イタリアンレストランで食事をしている際、奈美に視線を向けると、虚ろな瞳を映しながら、黙ったままパスタを口に運んでいる。


ベイエリアへドライブに行く約束をしても、どこか上の空だった。


(その時には、俺の彼女になってくれたら……。
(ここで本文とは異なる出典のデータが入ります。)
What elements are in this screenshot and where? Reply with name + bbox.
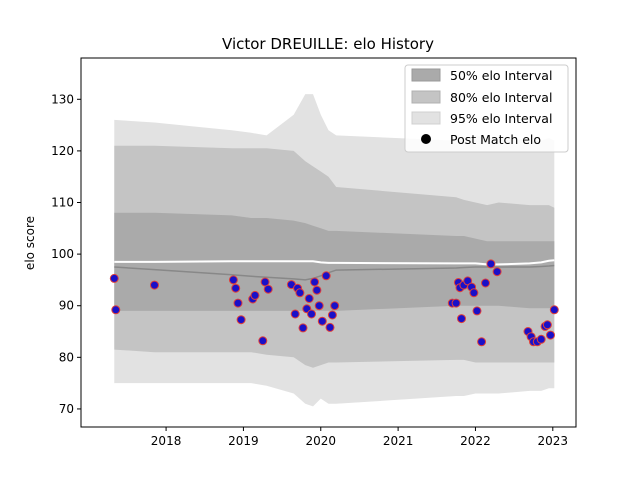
legend-label-50: 50% elo Interval: [450, 68, 552, 83]
post-match-point: [451, 298, 461, 308]
y-tick-label: 120: [51, 144, 74, 158]
post-match-point: [536, 334, 546, 344]
post-match-point: [228, 275, 238, 285]
post-match-point: [236, 315, 246, 325]
x-tick-label: 2023: [538, 434, 569, 448]
post-match-point: [290, 309, 300, 319]
post-match-point: [258, 336, 268, 346]
axes: 2018 2019 2020 2021 2022 2023 70 80 90 100 110 120 1…: [51, 92, 568, 448]
legend-label-post-match: Post Match elo: [450, 132, 541, 147]
mean-line: [114, 259, 555, 266]
post-match-point: [109, 273, 119, 283]
post-match-point: [314, 301, 324, 311]
post-match-point: [150, 280, 159, 290]
legend: 50% elo Interval 80% elo Interval 95% el…: [404, 64, 569, 153]
post-match-point: [310, 277, 320, 287]
y-tick-label: 100: [51, 247, 74, 261]
post-match-point: [321, 271, 331, 281]
post-match-point: [492, 267, 502, 277]
post-match-point: [295, 288, 305, 298]
y-tick-label: 80: [59, 350, 74, 364]
post-match-point: [327, 310, 337, 320]
legend-swatch-95: [411, 111, 441, 125]
post-match-point: [477, 337, 487, 347]
x-tick-label: 2021: [383, 434, 414, 448]
post-match-point: [307, 309, 316, 319]
legend-swatch-80: [411, 90, 441, 104]
post-match-point: [472, 306, 482, 316]
y-tick-label: 110: [51, 196, 74, 210]
post-match-point: [330, 301, 340, 311]
band-50: [114, 212, 555, 311]
post-match-point: [457, 314, 466, 324]
post-match-point: [317, 316, 327, 326]
chart-title: Victor DREUILLE: elo History: [222, 35, 434, 53]
post-match-point: [304, 294, 314, 303]
post-match-point: [325, 322, 335, 332]
post-match-point: [469, 288, 479, 298]
x-tick-label: 2018: [151, 434, 182, 448]
post-match-point: [298, 323, 308, 333]
post-match-point: [231, 283, 241, 293]
plot-frame: [80, 57, 577, 428]
y-tick-label: 70: [59, 402, 74, 416]
x-tick-label: 2019: [228, 434, 259, 448]
post-match-point: [542, 320, 552, 330]
post-match-point: [481, 278, 490, 288]
post-match-point: [486, 259, 496, 269]
x-tick-label: 2020: [305, 434, 336, 448]
post-match-point: [263, 284, 273, 294]
post-match-point: [233, 298, 243, 308]
post-match-point: [546, 330, 555, 340]
plot-area: [109, 94, 559, 407]
post-match-point: [250, 290, 260, 300]
post-match-point: [111, 305, 121, 315]
y-tick-label: 90: [59, 299, 74, 313]
legend-label-80: 80% elo Interval: [450, 90, 552, 105]
post-match-point: [549, 305, 559, 315]
legend-label-95: 95% elo Interval: [450, 111, 552, 126]
legend-marker-post-match: [421, 134, 431, 144]
y-axis-label: elo score: [23, 216, 37, 270]
legend-frame: [404, 64, 569, 153]
series-line: [114, 264, 555, 281]
legend-swatch-50: [411, 68, 441, 82]
x-tick-label: 2022: [460, 434, 491, 448]
y-tick-label: 130: [51, 92, 74, 106]
post-match-point: [312, 285, 322, 295]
それが無理ならば、ベイエリアで彼女に想いを伝えるのもいいかもしれないな……)


淡い期待と妄想を彼は胸に抱くが、彼女は元気がない感じに見える。

時々、奈美に声を掛けると、考え事をしていたのか、ハッと顔を上げ、慌てて笑みを作った。


「豪さん、ごちそうさまでした」


少し気まずい雰囲気の中、ディナータイムに入る前に、豪は会計を済ませると、彼女がお礼を言う。


レストランを後にし、二人は車に乗り込んだ。




道は渋滞し、東京に入るまで二時間以上掛かった。


健全なデートの後は、オトナのデートタイム。


これから奈美をトロトロにさせると思うと、豪の背中がゾクゾクする。

「今日はこの後、どうする? 行くだろ?」


彼はステアリングを握りながら、前方を見やる。


「もちろんです」


豪はニヤリと笑ったが、彼女の表情が冴えないように感じた。


(今日の奈美…………どうしたっていうんだ……?)


どことなく落ち込んでいる彼女が心配ではあるが、豪は町田駅周辺のラブホ街へ向けて車を走らせる。


その中の一角にある、外観が古めのラブホに入った。


ここのラブホは、一度、奈美と出会う前に別れた元カノと来た事がある。


事前にリサーチしたのか、元カノに連れてって、とお願いされた。


何年か前にリニューアルし、内装はシティホテルと変わらない、と言っていいほどの落ち着いた雰囲気。


シンプルで高級感のあるインテリアに、海外有名メーカーのダブルベッド。


今、豪は恋人ではないが好きな女、奈美と来ている。


だが、ここに来ても、彼女はまだ陰鬱な表情を、見え隠れさせていた。